Governor says reconstruction will take eight years



Gov. Pedro Pierluisi

By The Star Staff


Gov. Pedro Pierluisi Urrutia said Wednesday that it will take eight years to complete the reconstruction of Puerto Rico.


“Yes, what I’m saying is that when you look at the time it takes for an area devastated by a natural disaster in the United States to rehabilitate, to rebuild completely, the approximate time is 15 years,” the governor said in response to questions from the press. “And I’m saying we’ve basically been [at it for] around six years and a few months, we’re going to say four or five months -- almost six and a half years since Maria.
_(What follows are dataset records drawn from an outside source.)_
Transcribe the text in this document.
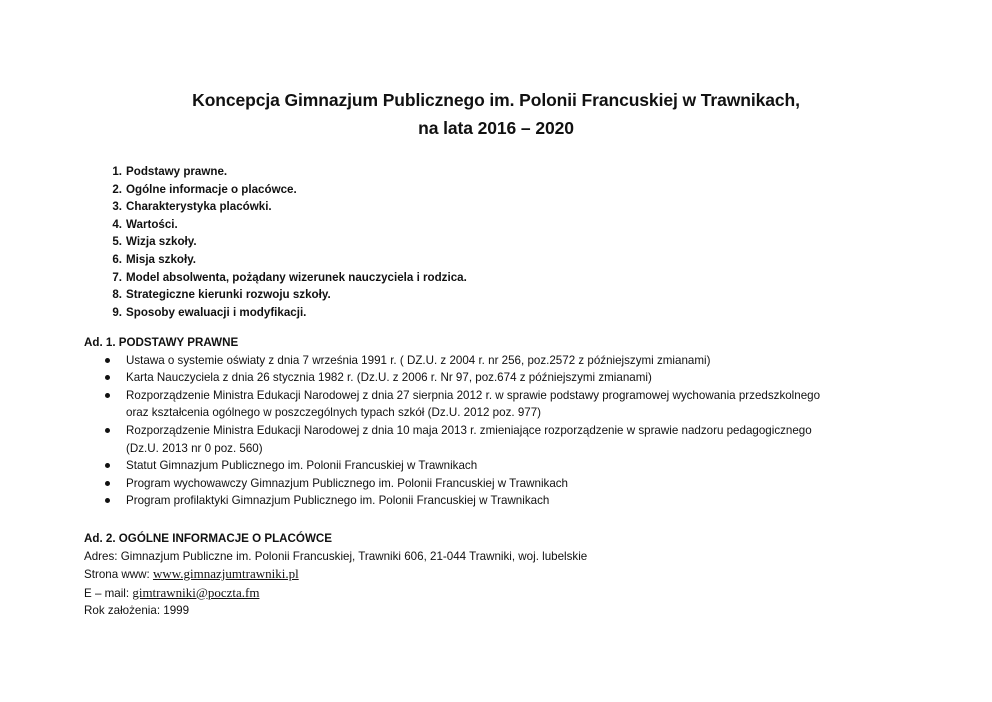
Koncepcja Gimnazjum Publicznego im. Polonii Francuskiej w Trawnikach,
na lata 2016 – 2020
1. Podstawy prawne.
2. Ogólne informacje o placówce.
3. Charakterystyka placówki.
4. Wartości.
5. Wizja szkoły.
6. Misja szkoły.
7. Model absolwenta, pożądany wizerunek nauczyciela i rodzica.
8. Strategiczne kierunki rozwoju szkoły.
9. Sposoby ewaluacji i modyfikacji.
Ad. 1. PODSTAWY PRAWNE
Ustawa o systemie oświaty z dnia 7 września 1991 r. ( DZ.U. z 2004 r. nr 256, poz.2572 z późniejszymi zmianami)
Karta Nauczyciela z dnia 26 stycznia 1982 r. (Dz.U. z 2006 r. Nr 97, poz.674 z późniejszymi zmianami)
Rozporządzenie Ministra Edukacji Narodowej z dnia 27 sierpnia 2012 r. w sprawie podstawy programowej wychowania przedszkolnego
oraz kształcenia ogólnego w poszczególnych typach szkół (Dz.U. 2012 poz. 977)
Rozporządzenie Ministra Edukacji Narodowej z dnia 10 maja 2013 r. zmieniające rozporządzenie w sprawie nadzoru pedagogicznego
(Dz.U. 2013 nr 0 poz. 560)
Statut Gimnazjum Publicznego im. Polonii Francuskiej w Trawnikach
Program wychowawczy Gimnazjum Publicznego im. Polonii Francuskiej w Trawnikach
Program profilaktyki Gimnazjum Publicznego im. Polonii Francuskiej w Trawnikach
Ad. 2. OGÓLNE INFORMACJE O PLACÓWCE
Adres: Gimnazjum Publiczne im. Polonii Francuskiej, Trawniki 606, 21-044 Trawniki, woj. lubelskie
Strona www: www.gimnazjumtrawniki.pl
E – mail: gimtrawniki@poczta.fm
Rok założenia: 1999
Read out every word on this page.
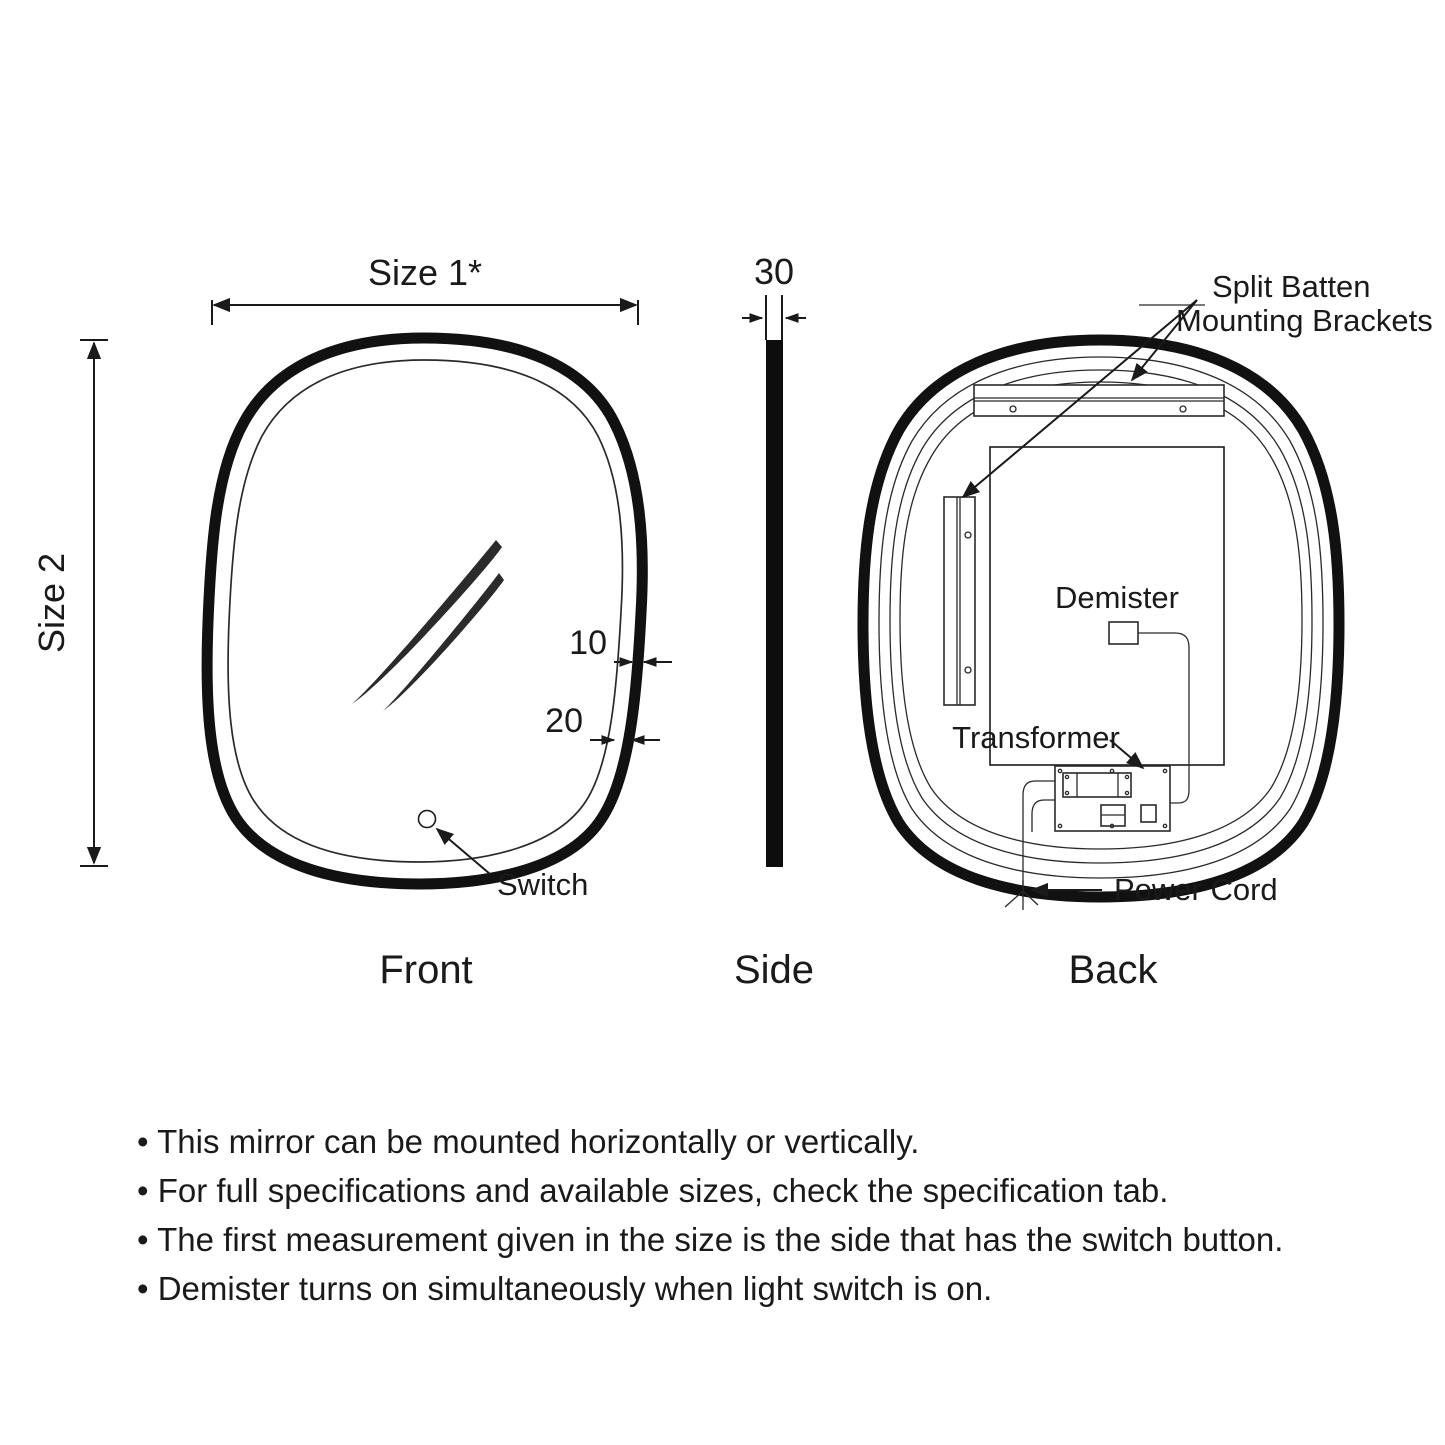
Switch
10
20
Front
Size 1*
Size 2
30
Side
Demister
Split Batten
Mounting Brackets
Transformer
Power Cord
Back
• This mirror can be mounted horizontally or vertically.
• For full specifications and available sizes, check the specification tab.
• The first measurement given in the size is the side that has the switch button.
• Demister turns on simultaneously when light switch is on.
And I am seeing that at the rate of the permanent work projects that essentially began at the beginning of 2021, all this work, or the vast majority of the work, must be completed in eight years.”
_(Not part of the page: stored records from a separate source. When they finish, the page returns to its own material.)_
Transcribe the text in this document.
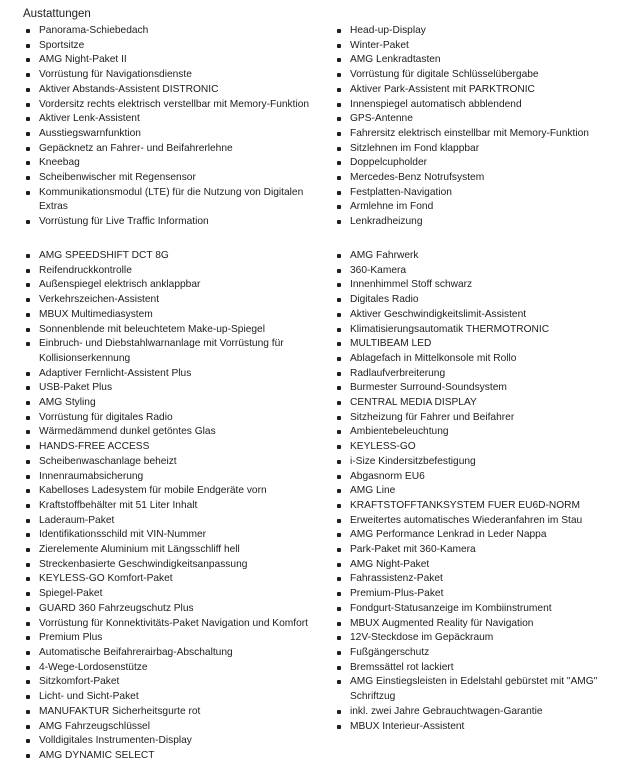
Austattungen
Panorama-Schiebedach
Sportsitze
AMG Night-Paket II
Vorrüstung für Navigationsdienste
Aktiver Abstands-Assistent DISTRONIC
Vordersitz rechts elektrisch verstellbar mit Memory-Funktion
Aktiver Lenk-Assistent
Ausstiegswarnfunktion
Gepäcknetz an Fahrer- und Beifahrerlehne
Kneebag
Scheibenwischer mit Regensensor
Kommunikationsmodul (LTE) für die Nutzung von Digitalen
Extras
Vorrüstung für Live Traffic Information
Head-up-Display
Winter-Paket
AMG Lenkradtasten
Vorrüstung für digitale Schlüsselübergabe
Aktiver Park-Assistent mit PARKTRONIC
Innenspiegel automatisch abblendend
GPS-Antenne
Fahrersitz elektrisch einstellbar mit Memory-Funktion
Sitzlehnen im Fond klappbar
Doppelcupholder
Mercedes-Benz Notrufsystem
Festplatten-Navigation
Armlehne im Fond
Lenkradheizung
AMG SPEEDSHIFT DCT 8G
Reifendruckkontrolle
Außenspiegel elektrisch anklappbar
Verkehrszeichen-Assistent
MBUX Multimediasystem
Sonnenblende mit beleuchtetem Make-up-Spiegel
Einbruch- und Diebstahlwarnanlage mit Vorrüstung für
Kollisionserkennung
Adaptiver Fernlicht-Assistent Plus
USB-Paket Plus
AMG Styling
Vorrüstung für digitales Radio
Wärmedämmend dunkel getöntes Glas
HANDS-FREE ACCESS
Scheibenwaschanlage beheizt
Innenraumabsicherung
Kabelloses Ladesystem für mobile Endgeräte vorn
Kraftstoffbehälter mit 51 Liter Inhalt
Laderaum-Paket
Identifikationsschild mit VIN-Nummer
Zierelemente Aluminium mit Längsschliff hell
Streckenbasierte Geschwindigkeitsanpassung
KEYLESS-GO Komfort-Paket
Spiegel-Paket
GUARD 360 Fahrzeugschutz Plus
Vorrüstung für Konnektivitäts-Paket Navigation und Komfort
Premium Plus
Automatische Beifahrerairbag-Abschaltung
4-Wege-Lordosenstütze
Sitzkomfort-Paket
Licht- und Sicht-Paket
MANUFAKTUR Sicherheitsgurte rot
AMG Fahrzeugschlüssel
Volldigitales Instrumenten-Display
AMG DYNAMIC SELECT
AMG Fahrwerk
360-Kamera
Innenhimmel Stoff schwarz
Digitales Radio
Aktiver Geschwindigkeitslimit-Assistent
Klimatisierungsautomatik THERMOTRONIC
MULTIBEAM LED
Ablagefach in Mittelkonsole mit Rollo
Radlaufverbreiterung
Burmester Surround-Soundsystem
CENTRAL MEDIA DISPLAY
Sitzheizung für Fahrer und Beifahrer
Ambientebeleuchtung
KEYLESS-GO
i-Size Kindersitzbefestigung
Abgasnorm EU6
AMG Line
KRAFTSTOFFTANKSYSTEM FUER EU6D-NORM
Erweitertes automatisches Wiederanfahren im Stau
AMG Performance Lenkrad in Leder Nappa
Park-Paket mit 360-Kamera
AMG Night-Paket
Fahrassistenz-Paket
Premium-Plus-Paket
Fondgurt-Statusanzeige im Kombiinstrument
MBUX Augmented Reality für Navigation
12V-Steckdose im Gepäckraum
Fußgängerschutz
Bremssättel rot lackiert
AMG Einstiegsleisten in Edelstahl gebürstet mit "AMG"
Schriftzug
inkl. zwei Jahre Gebrauchtwagen-Garantie
MBUX Interieur-Assistent
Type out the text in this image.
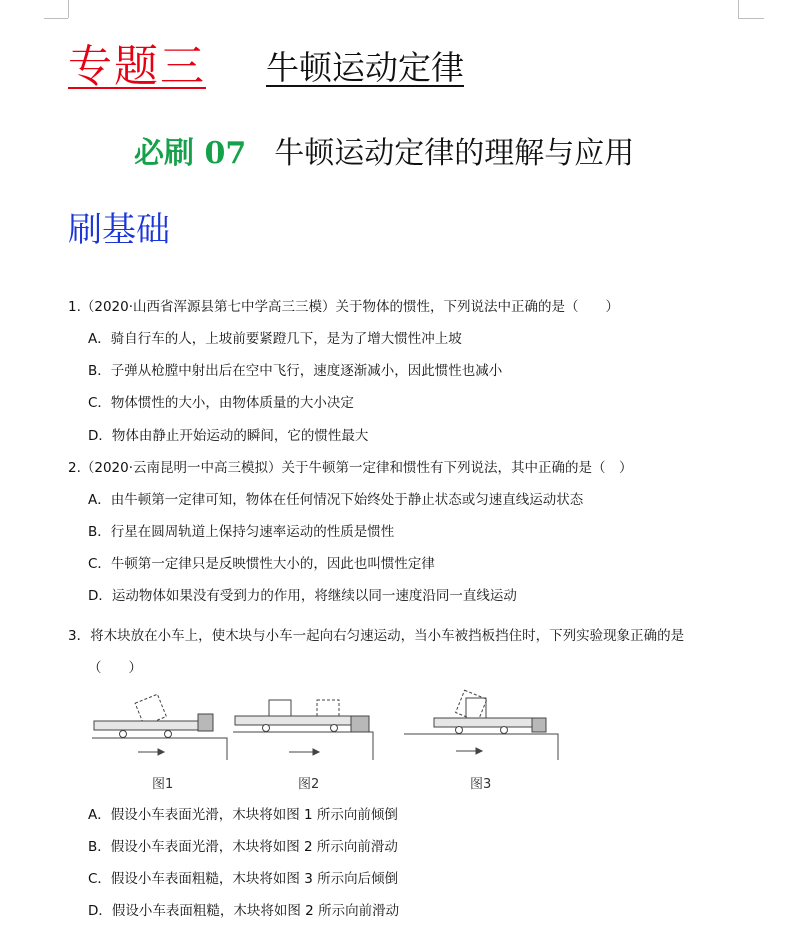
专题三 牛顿运动定律
必刷 07 牛顿运动定律的理解与应用
刷基础
1.（2020·山西省浑源县第七中学高三三模）关于物体的惯性，下列说法中正确的是（　　）
A．骑自行车的人，上坡前要紧蹬几下，是为了增大惯性冲上坡
B．子弹从枪膛中射出后在空中飞行，速度逐渐减小，因此惯性也减小
C．物体惯性的大小，由物体质量的大小决定
D．物体由静止开始运动的瞬间，它的惯性最大
2.（2020·云南昆明一中高三模拟）关于牛顿第一定律和惯性有下列说法，其中正确的是（　）
A．由牛顿第一定律可知，物体在任何情况下始终处于静止状态或匀速直线运动状态
B．行星在圆周轨道上保持匀速率运动的性质是惯性
C．牛顿第一定律只是反映惯性大小的，因此也叫惯性定律
D．运动物体如果没有受到力的作用，将继续以同一速度沿同一直线运动
3．将木块放在小车上，使木块与小车一起向右匀速运动，当小车被挡板挡住时，下列实验现象正确的是
（　　）
图1	图2	图3
A．假设小车表面光滑，木块将如图 1 所示向前倾倒
B．假设小车表面光滑，木块将如图 2 所示向前滑动
C．假设小车表面粗糙，木块将如图 3 所示向后倾倒
D．假设小车表面粗糙，木块将如图 2 所示向前滑动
“That’s my estimate, so if you add it all up, it would [come out to] 14 and a half years and that’s what happens in the United States elsewhere, because that’s how the U.S. government’s programs work, the programs to respond to emergencies and natural disasters,” he added.


Pierluisi said further that “if we add the first funds that the Federal Emergency Management Agency [FEMA] has disbursed so far from everything it had planned to disburse, including those emergency and individual assistance funds, we are at about 45 percent of all the funds that FEMA has available to deal with Hurricane Maria.”


The governor insisted that the report published by the U.S. Government Accountability Office (GAO), which states that only 8% of the federal funds allocated have been used, is incorrect.


“I explained that because there are times when reports can be misrepresented, such as the GAO’s own report, which is incomplete, because it is only talking … about permanent work and does not say [anything about] everything else that was done before it began, that permanent work,” he said.